Computational Analysis of GPCR Biased Signaling
Monteleone,Stefania-Computational_Analysis_of_GPCR_Biased_SignalingFigure 1: Three distinct scenarios of systems that will be submitted to MD simulations for every ligand. The receptor (B2AR) is colored in rainbow and represented as cartoon. The ligand binds to the extracellular side, whereas the effectors (β-arrestin and G-protein) bind to the intracellular side of the receptor. The membrane is represented as spheres (only polar heads are displayed).
Stefania MonteleoneEinleitung
G protein-coupled receptors (GPCRs) constitute a large family of membrane proteins which share a conserved structural fold with seven transmembrane (TM) α-helices. They are involved in almost all cellular functions. About 30% of the drugs on the market target at least one GPCR, showing their key involvement in distinct human diseases [1]. For this reason, the structural understanding of their function plays an essential role in the design of new selective and safe drug candidates. Small molecules generally bind to the extracellular side of the receptor and generate a comparatively small structural rearrangement of the helical bundle in the ligand-binding pocket. This change is transmitted to the intracellular side of the receptor, which in contrast undergoes large conformational rearrangements that allow the receptor to bind cytoplasmic effector proteins such as G proteins and β-arrestins (Figure 1). Depending on the ligand, the receptor sometimes alters its preference for a particular cellular effector protein by predominantly interacting either with a G protein or a β-arrestin (β-arr): this mechanism is termed biased signaling [2]. A ligand that is biased may activate one G protein-driven pathway and recruit less β-arr, or vice versa. Consequently, biased GPCR ligands potentially are able to selectively target a specific cellular mechanism and might be capable of avoiding toxic side effects [3]. Yet, it is still not clear how precisely different ligand-receptor interactions translate to different conformational and activation states of a GPCR. Our goal is to understand, at the atomic level, the mechanism for Gs and β-arr recruitment bias at the β2-adrenergic receptor (B2AR), with the final purpose to design potent biased ligands.
Methoden
All biomolecules are continuously moving under in vivo conditions. Protein structure dynamics represents the most crucial aspect in relation to molecular function, especially for GPCRs, which undergo conformational changes upon receptor activation. We apply homology modelling, molecular docking and molecular dynamics simulations to examine these structural changes of several ligand:receptor:effector complexes. This enables us to identify amino acids that are potentially responsible for biased signaling at the B2AR.
In particular, on the HPC cluster, we perform molecular dynamics (MD) simulations. This method describes the time evolution of a biomolecular system by solving the second Newton’s equation of motion. By computing the energy values with a defined force field, forces are derived with respect to the atomic positions. Forces are related to the acceleration and this allows computing the atomic velocities and new atomic positions of a biomolecule. Our systems are equilibrated with NAMD on Marc2 at Philipps-University of Marburg, which allows the use of multiple CPU cores. Afterwards, MD sampling is carried out on the Lichtenberg HPC cluster at the University of Darmstadt, with the program ACEMD, which takes advantage of GPU cards and uses a time step of 4fs, speeding up the calculations considerably.
Ergebnisse
The analysis of several G protein-biased ligands which have recently been reported in literature [4] and the crystal structure of the B2AR in complex with a G protein of subtype Gs [5] allowed us to investigate the protein-ligand interactions and the structural conformation of the receptor over time upon binding of Gs-biased ligands.

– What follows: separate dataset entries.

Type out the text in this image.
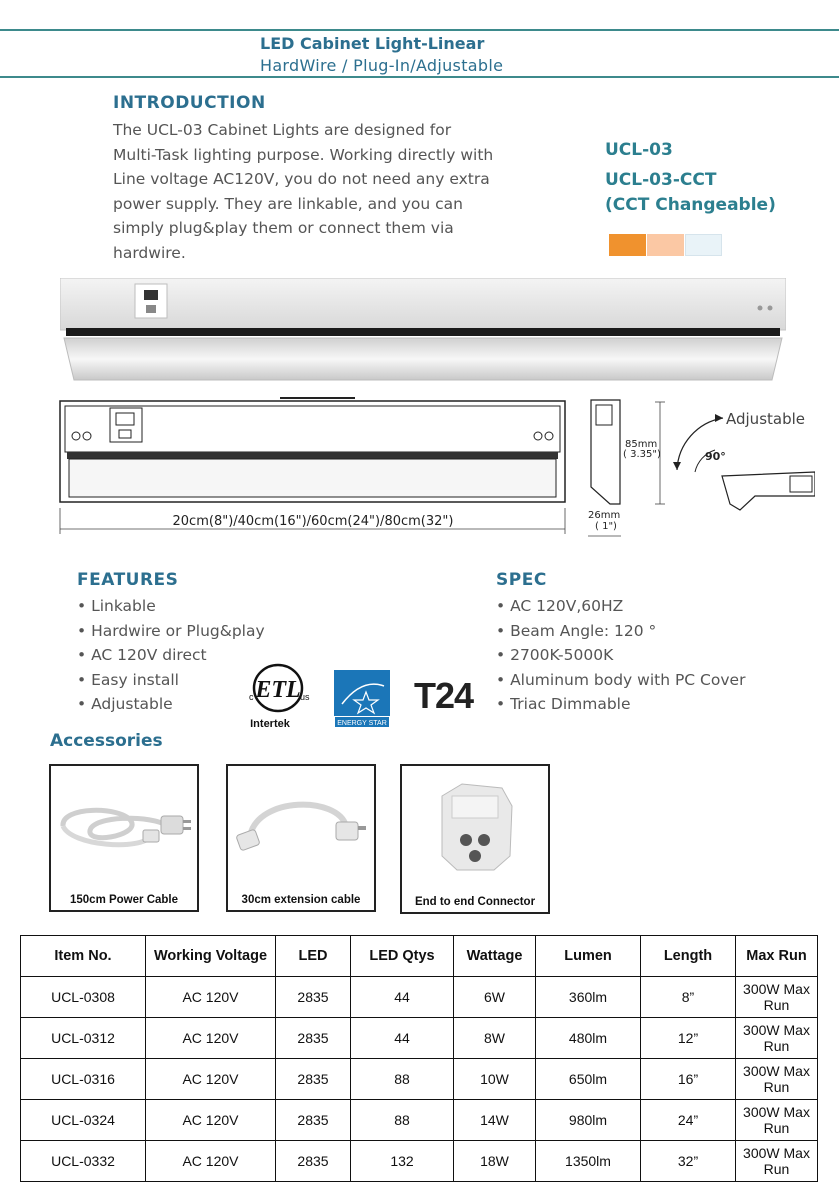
LED Cabinet Light-Linear
HardWire / Plug-In/Adjustable
INTRODUCTION
The UCL-03 Cabinet Lights are designed for
Multi-Task lighting purpose. Working directly with
Line voltage AC120V, you do not need any extra
power supply. They are linkable, and you can
simply plug&play them or connect them via
hardwire.
UCL-03
UCL-03-CCT
(CCT Changeable)
20cm(8")/40cm(16")/60cm(24")/80cm(32")
85mm
( 3.35")
26mm
( 1")
Adjustable
90°
FEATURES
• Linkable
• Hardwire or Plug&play
• AC 120V direct
• Easy install
• Adjustable
ETL
c	us
Intertek	ENERGY STAR
T24
SPEC
• AC 120V,60HZ
• Beam Angle: 120 °
• 2700K-5000K
• Aluminum body with PC Cover
• Triac Dimmable
Accessories
150cm Power Cable	30cm extension cable	End to end Connector
Item No.	Working Voltage	LED	LED Qtys	Wattage	Lumen	Length	Max Run
UCL-0308	AC 120V	2835	44	6W	360lm	8”	300W Max Run
UCL-0312	AC 120V	2835	44	8W	480lm	12”	300W Max Run
UCL-0316	AC 120V	2835	88	10W	650lm	16”	300W Max Run
UCL-0324	AC 120V	2835	88	14W	980lm	24”	300W Max Run
UCL-0332	AC 120V	2835	132	18W	1350lm	32”	300W Max Run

In contrast, there is no experimental evidence for β-arr-biased ligands so far and no structures have been determined in complex with the B2AR. In this case, the design of potential biased ligands is more challenging and we analyzed the interactions between the B2AR and several unbiased ligands by performing MD simulations.
Results showed that the effector binding site changes conformation in order to contact the intracellular protein. Several interaction points have been identified via this simulation, but did not show significant differences between the Gs- and β-arr-bound simulations. However, we were able to identify different protein-ligand interactions in the orthosteric pocket. Here, small molecules bind to the receptor by forming strong interactions with conserved key amino acids. In some cases, additional hydrogen bonds or hydrophobic interactions might be responsible for triggering a specific conformation of the receptor such that it preferentially approaches Gs or β-arr.
Ausblick
MD simulations represent a valid approach to understand the mechanism of GPCRs and the use of GPU cards on HPC clusters is fundamental to speed up the calculations. We plan to perform virtual screening of large libraries and simulate the top-ranked molecules to identify potential biased ligands based on the interactions with the protein.